Coyne PR also made “a concerted effort about eight months ago to really look at salaries,” says president John Gogarty, and he says that that decision is serving it well. When it comes to clients, so far he hasn’t seen cutbacks but notes it is a weird time: on one hand, cost of living expenses are up, but people are spending their discretionary income. 

“People want to get out, and so while I’ve never seen airfare more expensive than now, every flight I have been has been jam-packed,” says Gogarty. “You can’t rent a place for the summer on the beach in New Jersey, because everything is sold out.” 

Just as PR agencies did during the pandemic, they can help clients navigate the economic uncertainty and dichotomy,” he says. 

Matt Kucharski, president at Padilla, agrees. 

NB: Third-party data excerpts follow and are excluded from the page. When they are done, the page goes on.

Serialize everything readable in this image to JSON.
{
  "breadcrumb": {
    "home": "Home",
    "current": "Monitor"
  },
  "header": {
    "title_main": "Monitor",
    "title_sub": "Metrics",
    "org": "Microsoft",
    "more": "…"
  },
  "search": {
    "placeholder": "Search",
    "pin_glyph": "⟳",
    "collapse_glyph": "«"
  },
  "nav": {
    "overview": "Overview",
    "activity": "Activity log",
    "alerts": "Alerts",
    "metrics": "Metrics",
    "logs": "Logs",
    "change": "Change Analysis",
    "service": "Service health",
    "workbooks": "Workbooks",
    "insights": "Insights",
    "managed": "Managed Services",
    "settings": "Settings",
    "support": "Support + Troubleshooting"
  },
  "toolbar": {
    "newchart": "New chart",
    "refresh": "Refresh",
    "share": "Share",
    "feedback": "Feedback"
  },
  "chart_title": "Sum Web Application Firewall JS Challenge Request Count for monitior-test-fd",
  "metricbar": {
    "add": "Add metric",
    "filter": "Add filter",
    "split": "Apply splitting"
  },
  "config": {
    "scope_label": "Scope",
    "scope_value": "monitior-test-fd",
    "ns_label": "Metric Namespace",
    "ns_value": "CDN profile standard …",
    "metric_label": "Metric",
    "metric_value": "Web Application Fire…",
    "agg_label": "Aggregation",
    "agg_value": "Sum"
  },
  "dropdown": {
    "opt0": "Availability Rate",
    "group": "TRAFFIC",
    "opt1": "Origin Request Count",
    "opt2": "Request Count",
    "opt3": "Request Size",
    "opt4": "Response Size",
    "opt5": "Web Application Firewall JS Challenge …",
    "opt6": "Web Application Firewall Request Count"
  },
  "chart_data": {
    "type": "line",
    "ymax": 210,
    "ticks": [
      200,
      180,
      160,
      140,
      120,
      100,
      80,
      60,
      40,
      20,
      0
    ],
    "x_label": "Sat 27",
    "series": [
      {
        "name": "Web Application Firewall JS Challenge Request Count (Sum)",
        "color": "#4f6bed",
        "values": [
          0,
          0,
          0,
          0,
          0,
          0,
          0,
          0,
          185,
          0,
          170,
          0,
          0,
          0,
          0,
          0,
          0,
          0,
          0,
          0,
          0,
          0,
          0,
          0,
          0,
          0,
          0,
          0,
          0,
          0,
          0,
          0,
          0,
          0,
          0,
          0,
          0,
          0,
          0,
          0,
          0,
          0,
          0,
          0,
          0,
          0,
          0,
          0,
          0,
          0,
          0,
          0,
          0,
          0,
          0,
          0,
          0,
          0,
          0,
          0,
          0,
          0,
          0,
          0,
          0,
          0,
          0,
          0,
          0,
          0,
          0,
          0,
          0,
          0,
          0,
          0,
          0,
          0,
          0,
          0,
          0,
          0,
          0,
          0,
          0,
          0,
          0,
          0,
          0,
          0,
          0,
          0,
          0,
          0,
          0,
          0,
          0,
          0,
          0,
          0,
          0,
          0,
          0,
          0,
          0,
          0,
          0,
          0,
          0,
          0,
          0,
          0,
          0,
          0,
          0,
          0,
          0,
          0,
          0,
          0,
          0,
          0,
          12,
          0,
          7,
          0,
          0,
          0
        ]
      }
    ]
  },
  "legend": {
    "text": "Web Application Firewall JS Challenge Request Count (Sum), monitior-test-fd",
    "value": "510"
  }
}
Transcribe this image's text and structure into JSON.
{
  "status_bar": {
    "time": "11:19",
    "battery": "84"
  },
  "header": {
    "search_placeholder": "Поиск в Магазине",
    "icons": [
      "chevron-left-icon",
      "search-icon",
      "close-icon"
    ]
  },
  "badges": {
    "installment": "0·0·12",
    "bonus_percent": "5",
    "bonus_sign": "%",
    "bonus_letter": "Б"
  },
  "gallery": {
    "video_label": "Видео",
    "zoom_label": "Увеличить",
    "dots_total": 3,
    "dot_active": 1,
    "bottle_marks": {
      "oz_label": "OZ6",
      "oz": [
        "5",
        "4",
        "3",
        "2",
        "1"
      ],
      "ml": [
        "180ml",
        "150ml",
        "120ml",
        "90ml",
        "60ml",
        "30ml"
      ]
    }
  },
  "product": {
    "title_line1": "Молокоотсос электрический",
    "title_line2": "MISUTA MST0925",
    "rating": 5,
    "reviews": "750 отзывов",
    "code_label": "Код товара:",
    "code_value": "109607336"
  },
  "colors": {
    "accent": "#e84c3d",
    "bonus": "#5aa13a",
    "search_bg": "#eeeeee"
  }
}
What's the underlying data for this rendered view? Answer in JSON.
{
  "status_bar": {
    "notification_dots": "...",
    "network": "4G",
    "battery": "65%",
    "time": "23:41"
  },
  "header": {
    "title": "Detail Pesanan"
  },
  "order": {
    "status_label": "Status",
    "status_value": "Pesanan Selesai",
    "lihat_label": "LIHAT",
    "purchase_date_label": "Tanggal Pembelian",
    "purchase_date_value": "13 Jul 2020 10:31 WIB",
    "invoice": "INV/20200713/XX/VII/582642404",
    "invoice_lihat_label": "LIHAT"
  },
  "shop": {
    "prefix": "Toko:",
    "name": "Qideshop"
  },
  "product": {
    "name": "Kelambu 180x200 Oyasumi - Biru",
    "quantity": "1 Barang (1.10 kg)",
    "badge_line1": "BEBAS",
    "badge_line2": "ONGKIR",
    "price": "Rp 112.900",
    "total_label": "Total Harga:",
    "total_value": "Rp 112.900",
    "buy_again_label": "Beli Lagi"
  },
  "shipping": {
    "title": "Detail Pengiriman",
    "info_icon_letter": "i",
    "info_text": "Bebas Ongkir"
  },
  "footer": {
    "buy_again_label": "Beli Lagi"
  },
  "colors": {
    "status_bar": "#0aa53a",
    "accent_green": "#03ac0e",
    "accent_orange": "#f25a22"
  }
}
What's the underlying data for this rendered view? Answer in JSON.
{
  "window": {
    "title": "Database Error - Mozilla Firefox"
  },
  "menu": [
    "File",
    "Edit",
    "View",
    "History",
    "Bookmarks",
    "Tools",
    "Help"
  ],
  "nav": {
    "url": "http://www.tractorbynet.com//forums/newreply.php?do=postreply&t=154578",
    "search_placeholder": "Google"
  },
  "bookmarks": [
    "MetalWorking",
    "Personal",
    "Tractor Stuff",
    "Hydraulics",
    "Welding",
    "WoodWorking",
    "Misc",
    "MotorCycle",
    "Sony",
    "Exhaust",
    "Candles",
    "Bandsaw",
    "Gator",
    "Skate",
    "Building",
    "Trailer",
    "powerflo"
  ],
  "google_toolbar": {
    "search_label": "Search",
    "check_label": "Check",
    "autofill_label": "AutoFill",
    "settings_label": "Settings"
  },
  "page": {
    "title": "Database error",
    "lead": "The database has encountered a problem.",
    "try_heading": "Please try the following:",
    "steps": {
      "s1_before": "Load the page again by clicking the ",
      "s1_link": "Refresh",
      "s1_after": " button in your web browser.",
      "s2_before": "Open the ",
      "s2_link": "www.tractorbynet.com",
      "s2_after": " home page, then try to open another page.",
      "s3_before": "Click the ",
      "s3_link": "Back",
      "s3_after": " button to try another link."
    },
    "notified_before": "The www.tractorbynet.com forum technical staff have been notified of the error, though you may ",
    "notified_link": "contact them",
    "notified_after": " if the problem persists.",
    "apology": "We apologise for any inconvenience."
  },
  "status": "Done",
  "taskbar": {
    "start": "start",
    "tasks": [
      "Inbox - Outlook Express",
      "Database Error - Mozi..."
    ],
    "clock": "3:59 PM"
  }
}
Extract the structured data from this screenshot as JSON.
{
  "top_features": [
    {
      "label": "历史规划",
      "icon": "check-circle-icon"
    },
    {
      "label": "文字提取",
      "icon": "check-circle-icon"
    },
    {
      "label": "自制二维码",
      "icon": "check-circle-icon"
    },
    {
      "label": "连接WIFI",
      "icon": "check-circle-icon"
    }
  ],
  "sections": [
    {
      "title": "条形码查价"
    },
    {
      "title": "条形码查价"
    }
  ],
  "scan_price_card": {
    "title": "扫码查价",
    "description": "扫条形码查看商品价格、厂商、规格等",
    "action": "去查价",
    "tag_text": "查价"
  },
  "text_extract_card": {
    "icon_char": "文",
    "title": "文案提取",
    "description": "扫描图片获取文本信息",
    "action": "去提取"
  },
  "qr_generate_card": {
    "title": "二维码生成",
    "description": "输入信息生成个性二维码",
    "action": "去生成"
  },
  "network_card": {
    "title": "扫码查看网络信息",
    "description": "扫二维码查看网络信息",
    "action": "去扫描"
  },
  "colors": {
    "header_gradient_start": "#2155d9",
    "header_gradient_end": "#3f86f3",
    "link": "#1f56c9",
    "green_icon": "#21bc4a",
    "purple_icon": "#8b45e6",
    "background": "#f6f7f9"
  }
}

“This is yet one more time when comms can counsel business leaders to understand what’s going on, because there are so many intertwined factors,” he says. “We have inflation but also supply chain issues and worker shortages. If leaders engage with employees about what is going on, that is going to create further trust in leadership.” 

PRWeek reached out to a number of client-side communications leaders. None want to be quoted for this story, but as one noted, “inflation is having an impact on our spending. But there are several other larger factors at play related to our business operations that are interwoven.”

At any rate, agencies are preparing for another bumpy time.